Kinetic energy is defined in my textbook to be the work required to reduce an object's speed to zero.

If a object is moving with some speed and has a mass then we need some force to brake it. Is the total amount of work (not force) needed the same as the kinetic energy it possesses?

• No. There is also the distance the object travelled as it braked. Like a car. So you need to multiply force to distance – QuIcKmAtHs Jan 6 '18 at 8:18
• @XcoderX right, amouting to "work". – user1 Jan 6 '18 at 8:28
• @XcoderX ah I wrote force! – user1 Jan 6 '18 at 8:29
• The braking force is the braking force... You need to multiply distance – QuIcKmAtHs Jan 6 '18 at 8:30

A force is not an energy so you can't compare a force and an energy and it doesn't make sense to ask if the total amount of force needed the same as the kinetic energy?

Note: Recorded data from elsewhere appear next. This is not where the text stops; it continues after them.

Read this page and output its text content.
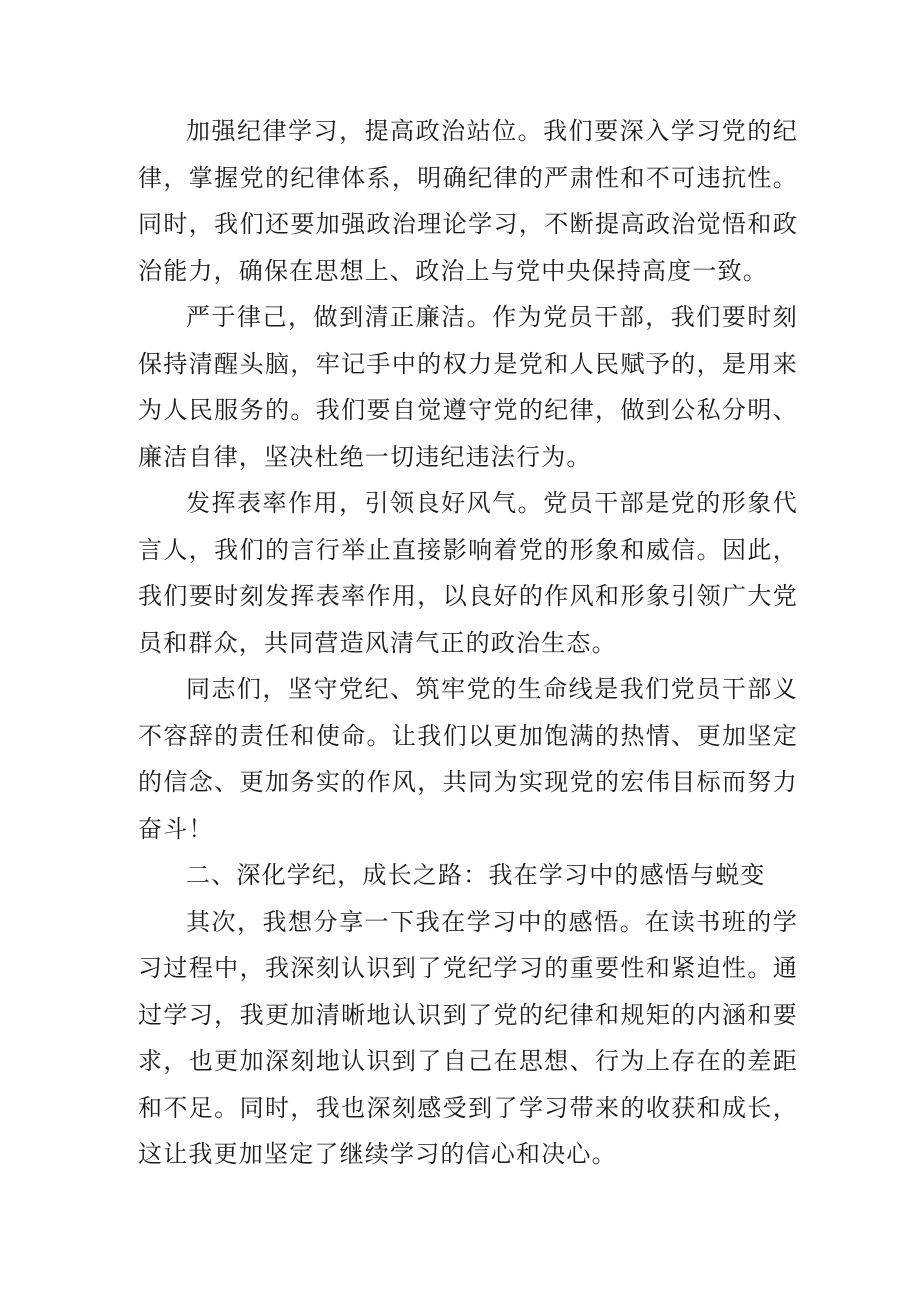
加强纪律学习，提高政治站位。我们要深入学习党的纪律，掌握党的纪律体系，明确纪律的严肃性和不可违抗性。同时，我们还要加强政治理论学习，不断提高政治觉悟和政治能力，确保在思想上、政治上与党中央保持高度一致。

严于律己，做到清正廉洁。作为党员干部，我们要时刻保持清醒头脑，牢记手中的权力是党和人民赋予的，是用来为人民服务的。我们要自觉遵守党的纪律，做到公私分明、廉洁自律，坚决杜绝一切违纪违法行为。

发挥表率作用，引领良好风气。党员干部是党的形象代言人，我们的言行举止直接影响着党的形象和威信。因此，我们要时刻发挥表率作用，以良好的作风和形象引领广大党员和群众，共同营造风清气正的政治生态。

同志们，坚守党纪、筑牢党的生命线是我们党员干部义不容辞的责任和使命。让我们以更加饱满的热情、更加坚定的信念、更加务实的作风，共同为实现党的宏伟目标而努力奋斗！

二、深化学纪，成长之路：我在学习中的感悟与蜕变

其次，我想分享一下我在学习中的感悟。在读书班的学习过程中，我深刻认识到了党纪学习的重要性和紧迫性。通过学习，我更加清晰地认识到了党的纪律和规矩的内涵和要求，也更加深刻地认识到了自己在思想、行为上存在的差距和不足。同时，我也深刻感受到了学习带来的收获和成长，这让我更加坚定了继续学习的信心和决心。
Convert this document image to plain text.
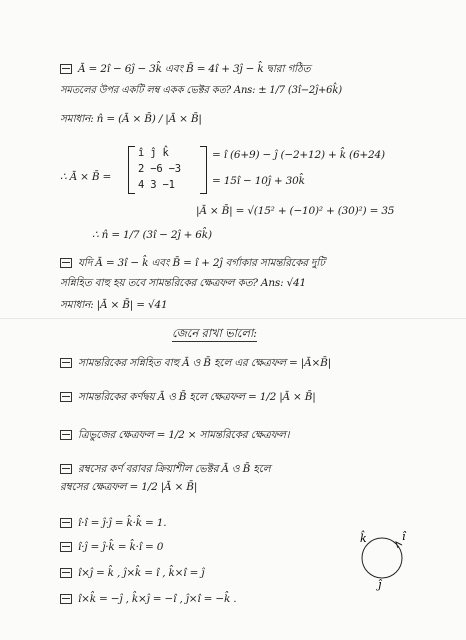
Ā = 2î − 6ĵ − 3k̂ এবং B̄ = 4î + 3ĵ − k̂ দ্বারা গঠিত
সমতলের উপর একটি লম্ব একক ভেক্টর কত? Ans: ± 1/7 (3î−2ĵ+6k̂)
সমাধান: n̂ = (Ā × B̄) / |Ā × B̄|
∴ Ā × B̄ =
î ĵ k̂
2 −6 −3
4 3 −1
= î (6+9) − ĵ (−2+12) + k̂ (6+24)
= 15î − 10ĵ + 30k̂
|Ā × B̄| = √(15² + (−10)² + (30)²) = 35
∴ n̂ = 1/7 (3î − 2ĵ + 6k̂)
যদি Ā = 3î − k̂ এবং B̄ = î + 2ĵ বর্গাকার সামন্তরিকের দুটি
সন্নিহিত বাহু হয় তবে সামন্তরিকের ক্ষেত্রফল কত? Ans: √41
সমাধান: |Ā × B̄| = √41
জেনে রাখা ভালো:
সামন্তরিকের সন্নিহিত বাহু Ā ও B̄ হলে এর ক্ষেত্রফল = |Ā×B̄|
সামন্তরিকের কর্ণদ্বয় Ā ও B̄ হলে ক্ষেত্রফল = 1/2 |Ā × B̄|
ত্রিভুজের ক্ষেত্রফল = 1/2 × সামন্তরিকের ক্ষেত্রফল।
রম্বসের কর্ণ বরাবর ক্রিয়াশীল ভেক্টর Ā ও B̄ হলে
রম্বসের ক্ষেত্রফল = 1/2 |Ā × B̄|
î·î = ĵ·ĵ = k̂·k̂ = 1.
î·ĵ = ĵ·k̂ = k̂·î = 0
î×ĵ = k̂ , ĵ×k̂ = î , k̂×î = ĵ
î×k̂ = −ĵ , k̂×ĵ = −î , ĵ×î = −k̂ .
k̂	î
ĵ
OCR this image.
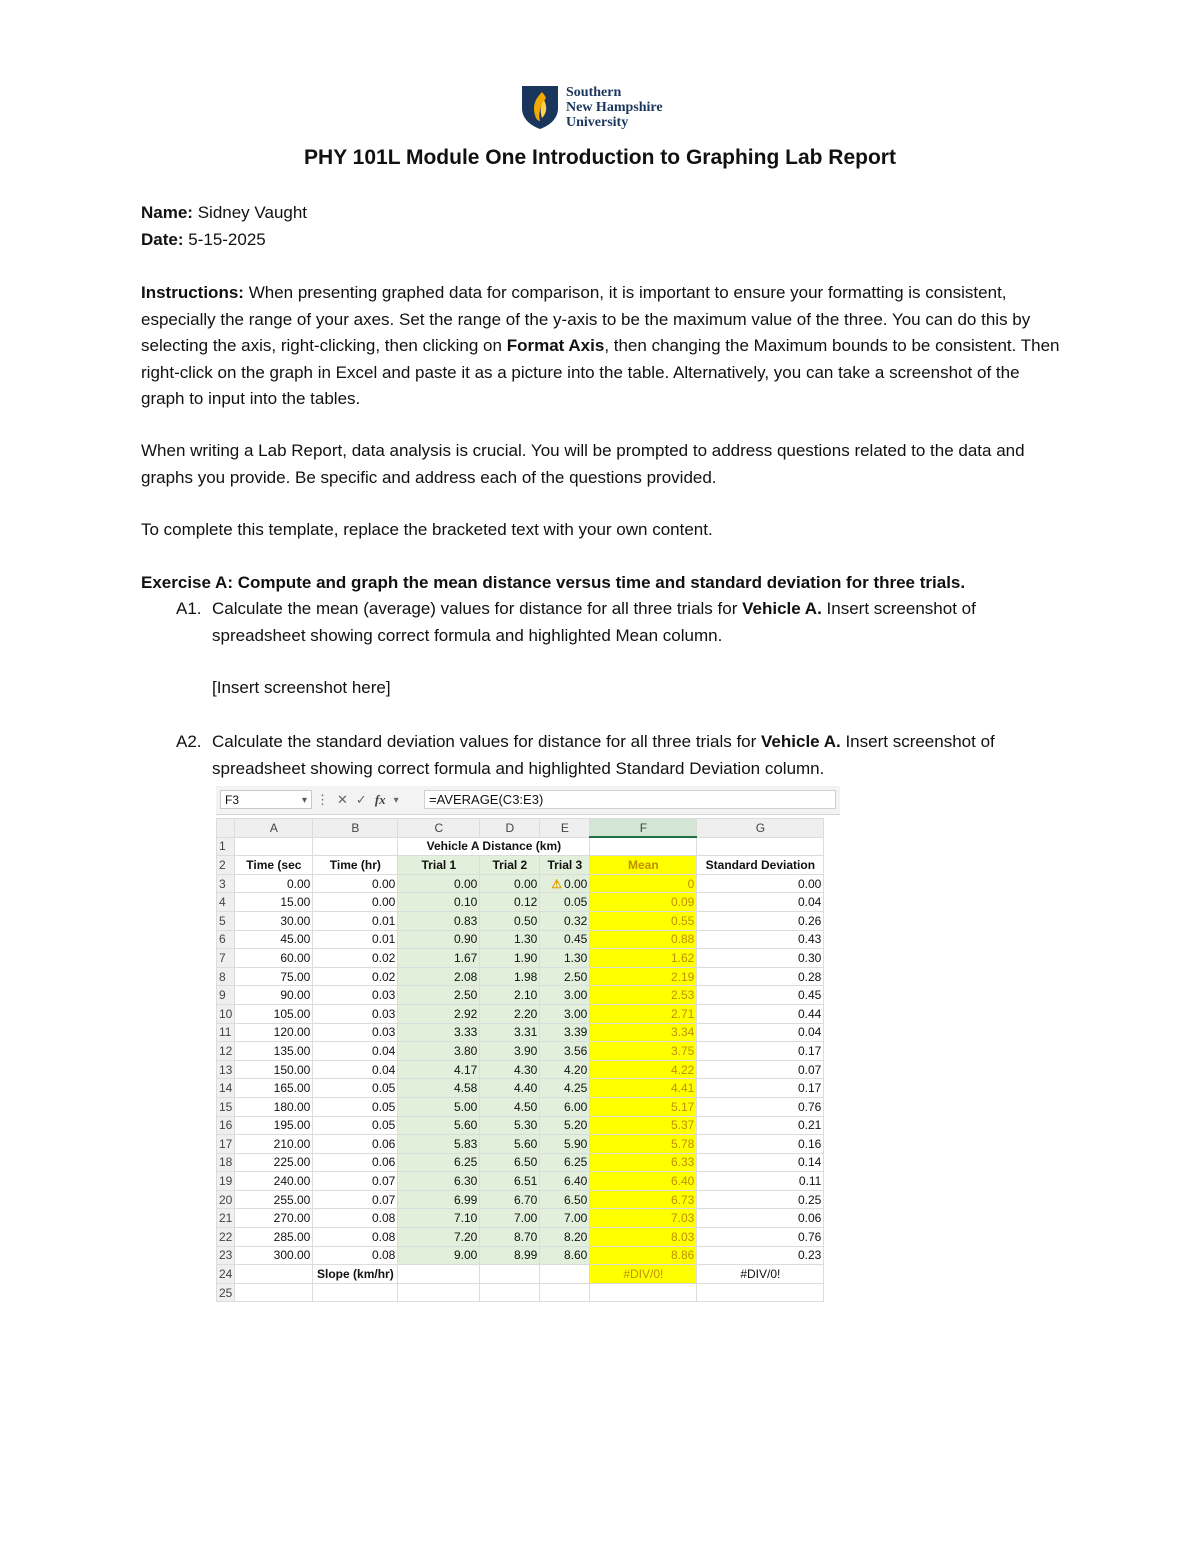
Southern
New Hampshire
University
PHY 101L Module One Introduction to Graphing Lab Report
Name: Sidney Vaught
Date: 5-15-2025
Instructions: When presenting graphed data for comparison, it is important to ensure your formatting is consistent, especially the range of your axes. Set the range of the y-axis to be the maximum value of the three. You can do this by selecting the axis, right-clicking, then clicking on Format Axis, then changing the Maximum bounds to be consistent. Then right-click on the graph in Excel and paste it as a picture into the table. Alternatively, you can take a screenshot of the graph to input into the tables.
When writing a Lab Report, data analysis is crucial. You will be prompted to address questions related to the data and graphs you provide. Be specific and address each of the questions provided.
To complete this template, replace the bracketed text with your own content.
Exercise A: Compute and graph the mean distance versus time and standard deviation for three trials.
A1. Calculate the mean (average) values for distance for all three trials for Vehicle A. Insert screenshot of spreadsheet showing correct formula and highlighted Mean column.
[Insert screenshot here]
A2. Calculate the standard deviation values for distance for all three trials for Vehicle A. Insert screenshot of spreadsheet showing correct formula and highlighted Standard Deviation column.
F3	▾ ⋮ ✕ ✓ fx ▾	=AVERAGE(C3:E3)
	A	B	C	D	E	F	G
1			Vehicle A Distance (km)				
2	Time (sec	Time (hr)	Trial 1	Trial 2	Trial 3	Mean	Standard Deviation
3	0.00	0.00	0.00	0.00	⚠ 0.00	0	0.00
4	15.00	0.00	0.10	0.12	0.05	0.09	0.04
5	30.00	0.01	0.83	0.50	0.32	0.55	0.26
6	45.00	0.01	0.90	1.30	0.45	0.88	0.43
7	60.00	0.02	1.67	1.90	1.30	1.62	0.30
8	75.00	0.02	2.08	1.98	2.50	2.19	0.28
9	90.00	0.03	2.50	2.10	3.00	2.53	0.45
10	105.00	0.03	2.92	2.20	3.00	2.71	0.44
11	120.00	0.03	3.33	3.31	3.39	3.34	0.04
12	135.00	0.04	3.80	3.90	3.56	3.75	0.17
13	150.00	0.04	4.17	4.30	4.20	4.22	0.07
14	165.00	0.05	4.58	4.40	4.25	4.41	0.17
15	180.00	0.05	5.00	4.50	6.00	5.17	0.76
16	195.00	0.05	5.60	5.30	5.20	5.37	0.21
17	210.00	0.06	5.83	5.60	5.90	5.78	0.16
18	225.00	0.06	6.25	6.50	6.25	6.33	0.14
19	240.00	0.07	6.30	6.51	6.40	6.40	0.11
20	255.00	0.07	6.99	6.70	6.50	6.73	0.25
21	270.00	0.08	7.10	7.00	7.00	7.03	0.06
22	285.00	0.08	7.20	8.70	8.20	8.03	0.76
23	300.00	0.08	9.00	8.99	8.60	8.86	0.23
24		Slope (km/hr)				#DIV/0!	#DIV/0!
25							
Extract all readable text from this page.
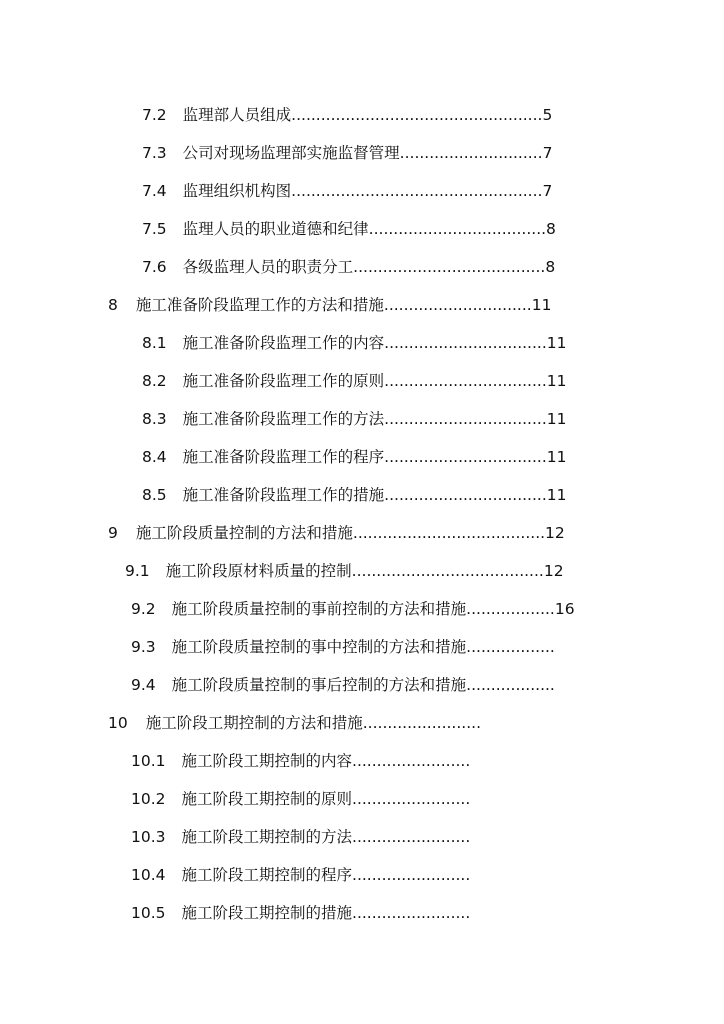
7.2 监理部人员组成...................................................5
7.3 公司对现场监理部实施监督管理.............................7
7.4 监理组织机构图...................................................7
7.5 监理人员的职业道德和纪律....................................8
7.6 各级监理人员的职责分工.......................................8
8 施工准备阶段监理工作的方法和措施..............................11
8.1 施工准备阶段监理工作的内容.................................11
8.2 施工准备阶段监理工作的原则.................................11
8.3 施工准备阶段监理工作的方法.................................11
8.4 施工准备阶段监理工作的程序.................................11
8.5 施工准备阶段监理工作的措施.................................11
9 施工阶段质量控制的方法和措施.......................................12
9.1 施工阶段原材料质量的控制.......................................12
9.2 施工阶段质量控制的事前控制的方法和措施..................16
9.3 施工阶段质量控制的事中控制的方法和措施..................
9.4 施工阶段质量控制的事后控制的方法和措施..................
10 施工阶段工期控制的方法和措施........................
10.1 施工阶段工期控制的内容........................
10.2 施工阶段工期控制的原则........................
10.3 施工阶段工期控制的方法........................
10.4 施工阶段工期控制的程序........................
10.5 施工阶段工期控制的措施........................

However force times distance is an energy, and indeed it is the definition of work i.e. work = force $\times$ distance. So what we can say is that the work is the same as the change in kinetic energy. In the simple case where the force is constant we get:

$$F s = \Delta KE$$

where $F$ is the force, $s$ is the distance travelled and $\Delta KE$ is the change in the kinetic energy. If the force is variable then we would have to use an integral:

$$\int_0^s F(s') ds' = \Delta KE$$

One final complication: the equation above only applies if the force is applied in the direction of motion. If the force isn't in the direction of motion then we have to treat the force and distance moved as vectors and our equation becomes:

$$\int_0^s \mathbf F(\mathbf s') \cdot d\mathbf s' = \Delta KE$$

where the dot means the dot product.

• So say the kinetic enegry is $1$ J then we need a force and a distance multiplying to that number to reduce the speed to $0$? – user1 Jan 6 '18 at 8:43
• @user1 yes e.g. a force of $1$N applied for $1$m, or $10$N applied for $0.1$m, and so on – John Rennie Jan 6 '18 at 8:46

The equation would be $\frac{1}{2}mv^2 = Fd$.

Here, the kinetic energy would be the constant braking force, multiplied by the distance the object traveled.